How Organizational Changes Can Increase Competitiveness: Evidence from Brazil
Productivity is a fundamental concept in business because it encompasses how employees, firms, and the economy as a whole efficiently transform their inputs into outputs. From the macroeconomic perspective, productivity is often analyzed using aggregate industry data in order to better understand the trends and drivers of economic growth. Likewise, from the microeconomic perspective, firms’ data provide insights into how business practices impact productivity. In this sense, there are many firm aspects that can explain the variation in successes and failures of firms across different sectors, from human resources to management and organization.
A new study from World Bank researchers Marcio Cruz, Maurizio Bussolo, and Leonardo Iacovone analyzes if a program designed to provide managerial coaching and capacity building to small- and medium-sized enterprises in Brazil has an effect on firms’ organization and hierarchy. The program, PEIEX, is sponsored by the Brazilian Trade and Investment Promotion Agency (Apex-Brazil) and aims to increase competitiveness and exports among small- and medium-sized firms. The authors use a merged firm-level dataset for manufacturing enterprises covering the period 2006–2010. The dataset consists of a linked employer-employee dataset from the Brazilian Ministry of Labor (RAIS), providing information about firms’ treatment and exporting status.
To measure the impact of the program, the authors focus on identifying whether firms that participated in PEIEX changed their organization by adding new employees with different knowledge, competencies, or skills. This measure is based on the framework of knowledge-based layers, which are defined as groups of workers with similar knowledge performing similar tasks. In this sense, if a firm has one layer of knowledge and hires an additional employee for that layer, then there is no change in the organizational knowledge of the firm. Whereas if a firm has one layer and hires a new employee with a different set of competences, then they assume that firms are reorganizing and expanding knowledge, which can make them more competitive. However, it is important to note that adding more layers does not imply that adding additional employees is a best practice; adding employees with specialized skills and knowledge improves the firms’ ability to solve different problems.
There are three major results from the analysis. First, the findings suggest that there is a positive and significant association between participating in the program and organizational change among the treated firms. Secondly, the authors find that firms that did not have knowledge layers before entering the program were more likely to add one layer of knowledge after the treatment; however, the effect is not significant for those firms that had two or more layers of knowledge prior to the treatment. Finally, the researchers found that those firms that became exporters after the program were more likely to add additional layers, suggesting that firms that have more layers of knowledge are more likely to be exporters.
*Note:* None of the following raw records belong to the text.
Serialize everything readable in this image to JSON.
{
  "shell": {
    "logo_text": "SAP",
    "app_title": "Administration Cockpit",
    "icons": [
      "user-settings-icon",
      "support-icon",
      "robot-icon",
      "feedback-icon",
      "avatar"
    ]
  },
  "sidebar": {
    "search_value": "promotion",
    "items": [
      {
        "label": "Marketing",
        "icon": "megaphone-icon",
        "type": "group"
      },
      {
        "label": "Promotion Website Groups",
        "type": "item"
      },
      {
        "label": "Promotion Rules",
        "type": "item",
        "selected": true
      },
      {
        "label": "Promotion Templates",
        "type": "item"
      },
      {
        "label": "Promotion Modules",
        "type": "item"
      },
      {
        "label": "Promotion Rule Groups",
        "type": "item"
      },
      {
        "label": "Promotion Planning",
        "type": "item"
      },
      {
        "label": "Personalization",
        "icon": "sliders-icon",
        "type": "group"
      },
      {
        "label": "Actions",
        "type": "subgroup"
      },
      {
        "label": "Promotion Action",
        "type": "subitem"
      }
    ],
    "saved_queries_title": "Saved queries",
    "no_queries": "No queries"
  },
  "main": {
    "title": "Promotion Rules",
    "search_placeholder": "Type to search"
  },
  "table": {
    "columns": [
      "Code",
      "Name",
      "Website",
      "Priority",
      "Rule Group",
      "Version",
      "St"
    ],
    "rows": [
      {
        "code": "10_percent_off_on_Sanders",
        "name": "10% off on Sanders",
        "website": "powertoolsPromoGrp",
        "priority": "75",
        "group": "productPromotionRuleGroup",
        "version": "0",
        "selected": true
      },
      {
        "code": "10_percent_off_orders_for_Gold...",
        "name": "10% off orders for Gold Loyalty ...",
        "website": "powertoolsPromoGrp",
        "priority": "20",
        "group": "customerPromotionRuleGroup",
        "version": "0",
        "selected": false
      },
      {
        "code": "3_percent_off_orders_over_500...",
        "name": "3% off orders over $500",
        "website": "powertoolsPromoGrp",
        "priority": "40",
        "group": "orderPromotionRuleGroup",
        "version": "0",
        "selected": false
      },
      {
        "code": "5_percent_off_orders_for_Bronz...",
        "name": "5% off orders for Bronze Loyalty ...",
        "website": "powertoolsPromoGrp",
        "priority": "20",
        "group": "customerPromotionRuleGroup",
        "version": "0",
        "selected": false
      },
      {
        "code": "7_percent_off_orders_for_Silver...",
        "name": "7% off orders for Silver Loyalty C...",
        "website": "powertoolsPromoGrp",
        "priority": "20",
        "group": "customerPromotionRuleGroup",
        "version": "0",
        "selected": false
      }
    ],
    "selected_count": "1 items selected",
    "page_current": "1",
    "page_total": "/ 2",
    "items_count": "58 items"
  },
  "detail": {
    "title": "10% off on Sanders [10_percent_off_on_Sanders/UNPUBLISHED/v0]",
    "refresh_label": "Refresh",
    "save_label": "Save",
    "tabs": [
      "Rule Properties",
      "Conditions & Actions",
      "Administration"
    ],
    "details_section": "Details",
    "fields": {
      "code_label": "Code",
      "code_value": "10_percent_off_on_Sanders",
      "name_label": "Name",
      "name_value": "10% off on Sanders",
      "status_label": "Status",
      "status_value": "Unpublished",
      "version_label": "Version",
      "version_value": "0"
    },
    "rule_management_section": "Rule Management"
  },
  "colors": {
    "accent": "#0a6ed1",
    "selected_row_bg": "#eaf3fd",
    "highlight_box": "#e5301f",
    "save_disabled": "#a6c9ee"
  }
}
Surprisingly, the results show that adding more layers of knowledge to the organizational hierarchy is associated with an increase in wage inequality between layers as a result of an increase in working hours. The authors conclude that firms that increase management knowledge are more likely to be highly competitive, allowing them to lower their marginal costs by using employees’ knowledge more efficiently.
From a policy perspective, the study adds to our understanding of how knowledge management can contribute to improving firms’ innovation and performance, and ultimately impact firm-level productivity. Finally, the results also provide evidence of the importance to tailor business training programs for small- and medium-sized firms in developing countries.
Article source: Cruz, Marcio, Maurizio Bussolo, and Leonardo Iacovone. “Organizing Knowledge to Compete: Impacts of Capacity Building Programs on Firm Organization.” World Bank, Policy Research Working Papers, 2016.